+= overloading?

Neil Macneale mac4-devnull at theory.org
Mon Jun 18 13:13:41 EDT 2001


In article <mailman.992755945.11129.python-list at python.org>, "Roman Suzi"
<rnd at onego.ru> wrote:

> On Sat, 16 Jun 2001, Neil Macneale wrote:
> 
>>I am creating a colored stringbuffer class, and I want to append words
>>to the buffer with the '+=' operator.  Ex:
>>
>>>>>csb = CSB("INIT STRING")
>>>>>csb += "Hello"
>>>>>print csb
>>INIT STRINGHello
>>
>>would be the desired effect.  I can't seem to find anything in the lib
>>docs about overloading that operator though.  Am I looking in the wrong
>>place?  It is also important that a new object is NOT created every time
>>the operator is used, because that would be a waste.
> 
> 
> class CSB:
>   def __iadd__(self, x):
>     self._string += x
> 

I am using a list as the data holding element, then appending to it in
the __iadd__ function.

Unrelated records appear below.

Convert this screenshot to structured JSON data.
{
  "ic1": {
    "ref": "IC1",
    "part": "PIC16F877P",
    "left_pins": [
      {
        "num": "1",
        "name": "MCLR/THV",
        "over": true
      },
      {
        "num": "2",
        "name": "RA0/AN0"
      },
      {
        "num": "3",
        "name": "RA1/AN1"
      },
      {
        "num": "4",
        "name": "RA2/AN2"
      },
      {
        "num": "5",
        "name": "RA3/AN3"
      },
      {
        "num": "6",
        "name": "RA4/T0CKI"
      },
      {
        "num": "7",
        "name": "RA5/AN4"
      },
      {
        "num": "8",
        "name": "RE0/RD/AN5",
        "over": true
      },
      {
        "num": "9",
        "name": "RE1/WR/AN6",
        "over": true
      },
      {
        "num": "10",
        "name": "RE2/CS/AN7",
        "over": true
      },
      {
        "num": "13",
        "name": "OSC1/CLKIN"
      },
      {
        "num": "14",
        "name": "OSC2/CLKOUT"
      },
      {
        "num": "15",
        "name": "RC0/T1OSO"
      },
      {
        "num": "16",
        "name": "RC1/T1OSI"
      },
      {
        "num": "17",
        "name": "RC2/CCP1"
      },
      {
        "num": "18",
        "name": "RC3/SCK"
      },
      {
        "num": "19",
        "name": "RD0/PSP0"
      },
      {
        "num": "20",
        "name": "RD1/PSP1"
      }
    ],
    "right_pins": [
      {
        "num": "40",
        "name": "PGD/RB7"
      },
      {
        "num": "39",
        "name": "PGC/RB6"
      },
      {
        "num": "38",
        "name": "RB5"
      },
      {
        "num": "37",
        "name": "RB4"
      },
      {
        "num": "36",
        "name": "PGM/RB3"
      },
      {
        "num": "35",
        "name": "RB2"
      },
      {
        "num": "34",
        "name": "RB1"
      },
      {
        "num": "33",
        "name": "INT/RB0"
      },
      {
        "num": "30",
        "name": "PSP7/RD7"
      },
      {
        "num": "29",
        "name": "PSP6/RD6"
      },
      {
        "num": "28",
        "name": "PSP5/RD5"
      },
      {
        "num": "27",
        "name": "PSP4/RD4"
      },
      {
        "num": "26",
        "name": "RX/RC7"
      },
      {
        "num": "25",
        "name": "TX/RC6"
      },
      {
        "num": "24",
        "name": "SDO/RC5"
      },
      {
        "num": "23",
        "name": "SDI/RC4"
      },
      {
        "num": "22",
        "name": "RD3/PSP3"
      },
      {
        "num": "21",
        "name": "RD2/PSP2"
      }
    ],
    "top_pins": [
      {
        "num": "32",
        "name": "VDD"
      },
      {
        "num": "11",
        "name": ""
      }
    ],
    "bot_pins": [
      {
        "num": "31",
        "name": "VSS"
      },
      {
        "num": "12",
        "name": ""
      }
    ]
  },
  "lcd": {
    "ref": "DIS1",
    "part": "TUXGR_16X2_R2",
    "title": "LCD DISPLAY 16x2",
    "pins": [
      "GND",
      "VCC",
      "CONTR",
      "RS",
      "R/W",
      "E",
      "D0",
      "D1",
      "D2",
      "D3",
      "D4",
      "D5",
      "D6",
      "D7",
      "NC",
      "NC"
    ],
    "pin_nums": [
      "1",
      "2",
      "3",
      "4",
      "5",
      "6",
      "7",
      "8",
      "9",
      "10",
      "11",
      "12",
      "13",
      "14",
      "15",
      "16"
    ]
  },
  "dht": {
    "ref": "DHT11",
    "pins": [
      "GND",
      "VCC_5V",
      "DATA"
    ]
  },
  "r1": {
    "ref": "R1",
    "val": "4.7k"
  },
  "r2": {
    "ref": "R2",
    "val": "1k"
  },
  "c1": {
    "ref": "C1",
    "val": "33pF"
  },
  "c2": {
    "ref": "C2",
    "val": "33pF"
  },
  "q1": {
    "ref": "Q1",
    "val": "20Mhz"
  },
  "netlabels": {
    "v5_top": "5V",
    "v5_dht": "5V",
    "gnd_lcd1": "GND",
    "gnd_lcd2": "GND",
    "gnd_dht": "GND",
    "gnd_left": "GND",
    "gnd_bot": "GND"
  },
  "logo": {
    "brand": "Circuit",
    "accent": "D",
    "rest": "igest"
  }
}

Then I use ''.join(list) to make a string
when the __str__ function is called.  I am doing this to minimize the
number of string objects created,  and figure that append runs in
constant time.  Is join optomized though?  It would defeat the purpose if
join worked by creating a new string to join the first two, then added
the third, etc.  I am assumming that join is implemented in C, and runs
in 0(n) time, where n is the number of total characters.  Am I assuming
incorrectly?  I looked at string.py's join function, but that just called
another join method, and I don't know where that one is implemented.